Fears of a China economic slowdown appear to be weighing on the metals and mining sector, although it remains to be seen how long this group will underperform the rest of the stock market.

The chart below shows how much metals and mining stocks, represented by the SPDR S&P Metals and Mining ETF (XME), have lagged the S&P 500 since late February.

Source: Google Finance

Individual stocks in the group are showing negative charts. Most of the ones you’ll see here are breaking down from triangle patterns, something technical analysts believe points to the possibility of more declines.

What’s weighing on this group is economic worries about China, says investment advisor Josh Brown, who has been negative on the group for much of the year. He wrote this week, “I can’t think of any reason why you’d want to be leaning into this sector, and the valuation arguments are not compelling. … Right now I think they’re in no-man’s land and earnings revisions will be to the downside if China deteriorates even further.”

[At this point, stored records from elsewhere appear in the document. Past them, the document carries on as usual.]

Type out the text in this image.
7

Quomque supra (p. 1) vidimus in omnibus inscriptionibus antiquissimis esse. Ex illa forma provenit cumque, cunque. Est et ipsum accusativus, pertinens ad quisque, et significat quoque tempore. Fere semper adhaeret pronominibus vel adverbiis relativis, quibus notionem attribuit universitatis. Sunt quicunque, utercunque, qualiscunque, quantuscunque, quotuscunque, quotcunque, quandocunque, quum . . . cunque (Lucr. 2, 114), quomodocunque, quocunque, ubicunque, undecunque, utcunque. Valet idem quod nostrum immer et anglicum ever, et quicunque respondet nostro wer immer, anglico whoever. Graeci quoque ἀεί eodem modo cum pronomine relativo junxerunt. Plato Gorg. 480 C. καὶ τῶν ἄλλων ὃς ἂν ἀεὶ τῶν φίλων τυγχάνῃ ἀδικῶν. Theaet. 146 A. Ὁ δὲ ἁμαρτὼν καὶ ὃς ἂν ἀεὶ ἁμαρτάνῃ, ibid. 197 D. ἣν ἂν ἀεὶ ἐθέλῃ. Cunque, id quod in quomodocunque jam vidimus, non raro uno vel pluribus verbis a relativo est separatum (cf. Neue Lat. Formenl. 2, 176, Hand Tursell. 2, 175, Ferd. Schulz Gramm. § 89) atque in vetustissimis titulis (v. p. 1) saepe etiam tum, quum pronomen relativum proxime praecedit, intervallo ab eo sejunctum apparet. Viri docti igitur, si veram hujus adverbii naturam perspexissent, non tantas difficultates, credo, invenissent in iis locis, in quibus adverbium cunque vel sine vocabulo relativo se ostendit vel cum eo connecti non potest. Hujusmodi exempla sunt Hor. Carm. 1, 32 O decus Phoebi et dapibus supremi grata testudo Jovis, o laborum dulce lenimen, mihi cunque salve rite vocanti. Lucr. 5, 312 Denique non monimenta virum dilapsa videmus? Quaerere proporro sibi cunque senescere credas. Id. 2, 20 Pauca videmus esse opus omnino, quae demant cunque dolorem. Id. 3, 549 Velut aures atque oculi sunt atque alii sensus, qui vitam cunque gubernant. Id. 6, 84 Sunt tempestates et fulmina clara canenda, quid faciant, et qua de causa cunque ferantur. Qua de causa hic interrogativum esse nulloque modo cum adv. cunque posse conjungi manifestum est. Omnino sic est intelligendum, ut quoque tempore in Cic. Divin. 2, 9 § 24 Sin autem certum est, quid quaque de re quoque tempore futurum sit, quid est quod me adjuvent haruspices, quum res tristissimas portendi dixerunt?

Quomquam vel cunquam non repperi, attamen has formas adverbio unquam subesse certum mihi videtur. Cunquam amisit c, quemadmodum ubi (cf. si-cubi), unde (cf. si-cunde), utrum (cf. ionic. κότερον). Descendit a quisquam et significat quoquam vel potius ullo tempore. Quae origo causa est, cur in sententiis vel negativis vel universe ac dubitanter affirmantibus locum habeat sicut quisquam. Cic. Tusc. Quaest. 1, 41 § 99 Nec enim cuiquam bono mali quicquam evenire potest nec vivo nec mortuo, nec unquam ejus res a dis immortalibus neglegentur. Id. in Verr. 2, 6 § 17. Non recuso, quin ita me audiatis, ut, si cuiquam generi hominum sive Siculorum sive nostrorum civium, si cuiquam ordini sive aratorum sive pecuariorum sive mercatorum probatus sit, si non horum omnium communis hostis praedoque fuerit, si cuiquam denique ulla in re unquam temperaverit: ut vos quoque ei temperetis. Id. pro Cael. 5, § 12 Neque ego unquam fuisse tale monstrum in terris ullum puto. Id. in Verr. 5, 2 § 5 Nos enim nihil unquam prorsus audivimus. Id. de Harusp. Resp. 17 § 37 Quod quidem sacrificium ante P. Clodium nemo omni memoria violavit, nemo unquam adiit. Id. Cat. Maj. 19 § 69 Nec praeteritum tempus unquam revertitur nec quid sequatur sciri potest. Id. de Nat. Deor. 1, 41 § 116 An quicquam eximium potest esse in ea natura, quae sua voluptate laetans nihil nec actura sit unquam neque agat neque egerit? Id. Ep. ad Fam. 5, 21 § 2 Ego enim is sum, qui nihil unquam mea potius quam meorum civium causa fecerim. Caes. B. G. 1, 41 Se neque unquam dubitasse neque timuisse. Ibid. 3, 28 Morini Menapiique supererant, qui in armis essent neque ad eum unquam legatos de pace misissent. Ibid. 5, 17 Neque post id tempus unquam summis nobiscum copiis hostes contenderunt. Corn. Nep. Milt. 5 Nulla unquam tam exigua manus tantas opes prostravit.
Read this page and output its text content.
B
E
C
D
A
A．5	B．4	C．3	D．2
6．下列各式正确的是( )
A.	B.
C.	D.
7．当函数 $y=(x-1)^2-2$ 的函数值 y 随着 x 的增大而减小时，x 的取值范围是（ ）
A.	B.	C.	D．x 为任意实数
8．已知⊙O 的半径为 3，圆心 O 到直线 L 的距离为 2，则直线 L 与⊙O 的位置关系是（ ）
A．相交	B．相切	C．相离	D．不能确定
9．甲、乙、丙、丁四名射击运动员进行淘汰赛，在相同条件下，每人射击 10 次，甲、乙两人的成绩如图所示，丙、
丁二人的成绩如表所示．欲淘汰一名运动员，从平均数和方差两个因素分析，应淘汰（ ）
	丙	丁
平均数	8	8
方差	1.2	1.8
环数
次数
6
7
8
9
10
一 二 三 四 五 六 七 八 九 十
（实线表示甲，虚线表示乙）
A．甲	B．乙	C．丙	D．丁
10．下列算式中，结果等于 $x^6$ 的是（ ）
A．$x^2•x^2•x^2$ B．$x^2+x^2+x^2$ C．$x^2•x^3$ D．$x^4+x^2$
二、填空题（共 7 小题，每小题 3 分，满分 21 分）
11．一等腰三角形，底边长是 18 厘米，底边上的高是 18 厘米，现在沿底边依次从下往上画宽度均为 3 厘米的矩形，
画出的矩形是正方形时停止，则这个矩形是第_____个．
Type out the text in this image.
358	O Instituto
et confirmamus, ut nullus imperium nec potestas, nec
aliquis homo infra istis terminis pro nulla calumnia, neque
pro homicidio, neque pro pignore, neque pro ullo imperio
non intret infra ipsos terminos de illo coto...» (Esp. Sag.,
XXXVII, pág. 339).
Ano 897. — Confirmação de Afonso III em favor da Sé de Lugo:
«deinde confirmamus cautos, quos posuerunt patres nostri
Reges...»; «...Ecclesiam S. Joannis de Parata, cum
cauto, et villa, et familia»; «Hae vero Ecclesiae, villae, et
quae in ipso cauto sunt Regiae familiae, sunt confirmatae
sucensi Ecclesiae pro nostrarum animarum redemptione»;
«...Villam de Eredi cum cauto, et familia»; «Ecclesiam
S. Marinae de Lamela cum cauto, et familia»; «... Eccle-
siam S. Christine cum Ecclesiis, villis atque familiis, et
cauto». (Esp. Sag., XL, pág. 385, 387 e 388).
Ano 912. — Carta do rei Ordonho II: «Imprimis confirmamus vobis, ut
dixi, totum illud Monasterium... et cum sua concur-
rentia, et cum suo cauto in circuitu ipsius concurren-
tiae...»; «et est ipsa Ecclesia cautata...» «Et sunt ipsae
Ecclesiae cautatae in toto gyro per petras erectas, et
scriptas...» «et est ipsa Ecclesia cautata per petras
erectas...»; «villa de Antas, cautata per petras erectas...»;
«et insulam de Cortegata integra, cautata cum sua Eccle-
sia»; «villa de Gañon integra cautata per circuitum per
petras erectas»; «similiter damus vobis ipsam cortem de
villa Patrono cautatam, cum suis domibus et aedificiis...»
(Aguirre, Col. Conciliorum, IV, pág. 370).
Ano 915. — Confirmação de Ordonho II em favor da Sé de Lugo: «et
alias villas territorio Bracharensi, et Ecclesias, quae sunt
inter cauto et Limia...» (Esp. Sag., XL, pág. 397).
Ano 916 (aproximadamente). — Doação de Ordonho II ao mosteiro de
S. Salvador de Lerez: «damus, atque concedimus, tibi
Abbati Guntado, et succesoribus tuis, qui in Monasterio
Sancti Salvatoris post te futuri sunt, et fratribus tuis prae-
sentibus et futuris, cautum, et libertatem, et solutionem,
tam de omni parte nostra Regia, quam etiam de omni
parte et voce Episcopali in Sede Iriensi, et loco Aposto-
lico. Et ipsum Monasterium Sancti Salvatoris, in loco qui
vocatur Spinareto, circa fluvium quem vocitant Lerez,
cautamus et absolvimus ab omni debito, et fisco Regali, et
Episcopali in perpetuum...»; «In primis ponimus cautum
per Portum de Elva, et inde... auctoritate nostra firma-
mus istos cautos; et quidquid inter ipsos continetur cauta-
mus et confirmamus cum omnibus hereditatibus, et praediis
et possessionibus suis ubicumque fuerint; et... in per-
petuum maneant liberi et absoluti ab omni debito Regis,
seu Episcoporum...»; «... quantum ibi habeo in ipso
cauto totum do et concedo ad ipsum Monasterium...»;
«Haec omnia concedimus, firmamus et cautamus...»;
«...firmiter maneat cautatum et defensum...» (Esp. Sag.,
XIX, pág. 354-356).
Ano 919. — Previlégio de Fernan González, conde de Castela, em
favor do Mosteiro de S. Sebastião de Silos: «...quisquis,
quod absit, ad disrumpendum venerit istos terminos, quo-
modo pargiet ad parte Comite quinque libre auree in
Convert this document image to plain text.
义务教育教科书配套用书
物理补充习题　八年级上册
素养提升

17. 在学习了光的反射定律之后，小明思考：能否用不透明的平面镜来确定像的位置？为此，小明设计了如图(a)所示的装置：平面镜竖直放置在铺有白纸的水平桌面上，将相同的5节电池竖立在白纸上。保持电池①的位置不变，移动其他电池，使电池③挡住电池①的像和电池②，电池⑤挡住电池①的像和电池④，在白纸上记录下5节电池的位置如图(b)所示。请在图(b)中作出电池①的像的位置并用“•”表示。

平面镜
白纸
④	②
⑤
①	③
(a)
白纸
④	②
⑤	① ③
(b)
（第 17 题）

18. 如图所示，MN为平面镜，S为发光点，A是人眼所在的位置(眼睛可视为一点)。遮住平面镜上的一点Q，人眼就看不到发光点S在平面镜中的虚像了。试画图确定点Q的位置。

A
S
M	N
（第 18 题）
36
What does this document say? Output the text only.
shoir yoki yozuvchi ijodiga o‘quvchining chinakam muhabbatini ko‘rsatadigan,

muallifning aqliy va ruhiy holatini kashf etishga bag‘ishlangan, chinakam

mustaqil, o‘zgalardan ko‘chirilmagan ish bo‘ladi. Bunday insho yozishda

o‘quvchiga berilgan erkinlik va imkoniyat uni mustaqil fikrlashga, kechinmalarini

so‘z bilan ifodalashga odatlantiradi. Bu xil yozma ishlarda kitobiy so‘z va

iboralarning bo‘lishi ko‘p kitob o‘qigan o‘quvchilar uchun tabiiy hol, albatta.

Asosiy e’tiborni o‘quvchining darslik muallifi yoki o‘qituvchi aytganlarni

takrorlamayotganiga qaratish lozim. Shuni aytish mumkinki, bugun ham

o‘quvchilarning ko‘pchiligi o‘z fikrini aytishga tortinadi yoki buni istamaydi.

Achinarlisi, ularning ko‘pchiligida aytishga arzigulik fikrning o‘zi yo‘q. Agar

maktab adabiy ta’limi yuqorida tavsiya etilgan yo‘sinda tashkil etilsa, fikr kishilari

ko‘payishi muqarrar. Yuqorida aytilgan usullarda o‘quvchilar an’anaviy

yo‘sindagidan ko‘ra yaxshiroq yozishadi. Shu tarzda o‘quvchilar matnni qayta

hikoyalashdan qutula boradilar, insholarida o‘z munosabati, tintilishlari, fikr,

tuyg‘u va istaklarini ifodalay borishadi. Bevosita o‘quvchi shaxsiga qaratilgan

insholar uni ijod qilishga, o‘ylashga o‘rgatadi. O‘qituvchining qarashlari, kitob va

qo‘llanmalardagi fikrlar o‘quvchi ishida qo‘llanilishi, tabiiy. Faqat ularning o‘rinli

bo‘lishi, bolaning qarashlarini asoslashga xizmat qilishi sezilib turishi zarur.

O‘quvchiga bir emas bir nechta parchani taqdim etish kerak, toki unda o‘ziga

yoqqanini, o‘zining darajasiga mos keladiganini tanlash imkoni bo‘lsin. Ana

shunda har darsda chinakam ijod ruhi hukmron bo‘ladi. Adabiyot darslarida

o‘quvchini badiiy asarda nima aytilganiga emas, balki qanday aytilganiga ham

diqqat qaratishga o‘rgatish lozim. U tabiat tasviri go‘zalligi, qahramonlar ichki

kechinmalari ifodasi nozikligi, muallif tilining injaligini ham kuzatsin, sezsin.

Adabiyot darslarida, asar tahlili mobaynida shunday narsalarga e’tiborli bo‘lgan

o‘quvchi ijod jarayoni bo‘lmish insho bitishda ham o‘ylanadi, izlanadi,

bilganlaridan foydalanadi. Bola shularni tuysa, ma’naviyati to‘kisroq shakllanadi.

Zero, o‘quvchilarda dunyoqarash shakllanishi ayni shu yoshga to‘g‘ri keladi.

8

Yet here’s something long-term investors might want to think about and watch. What you’ll see in the chart below is the performance of XME, in blue, and the S&P 500, in red.

Source: Google Finance

You’ll notice two periods where XME significantly lagged the overall market’s performance. One was roughly an eight-month period starting in 2006 and early 2007. The other was another seven-to-eight-month period starting in the fall of 2008, as stock markets began to stabilize after the crash.

As Brown points out, there is little evidence to suspect XME outperformance again soon.

That said, it will be interesting to watch for signs that a lagging XME relative to the S&P 500 could again be roughly a 7-to-8-month phenomenon.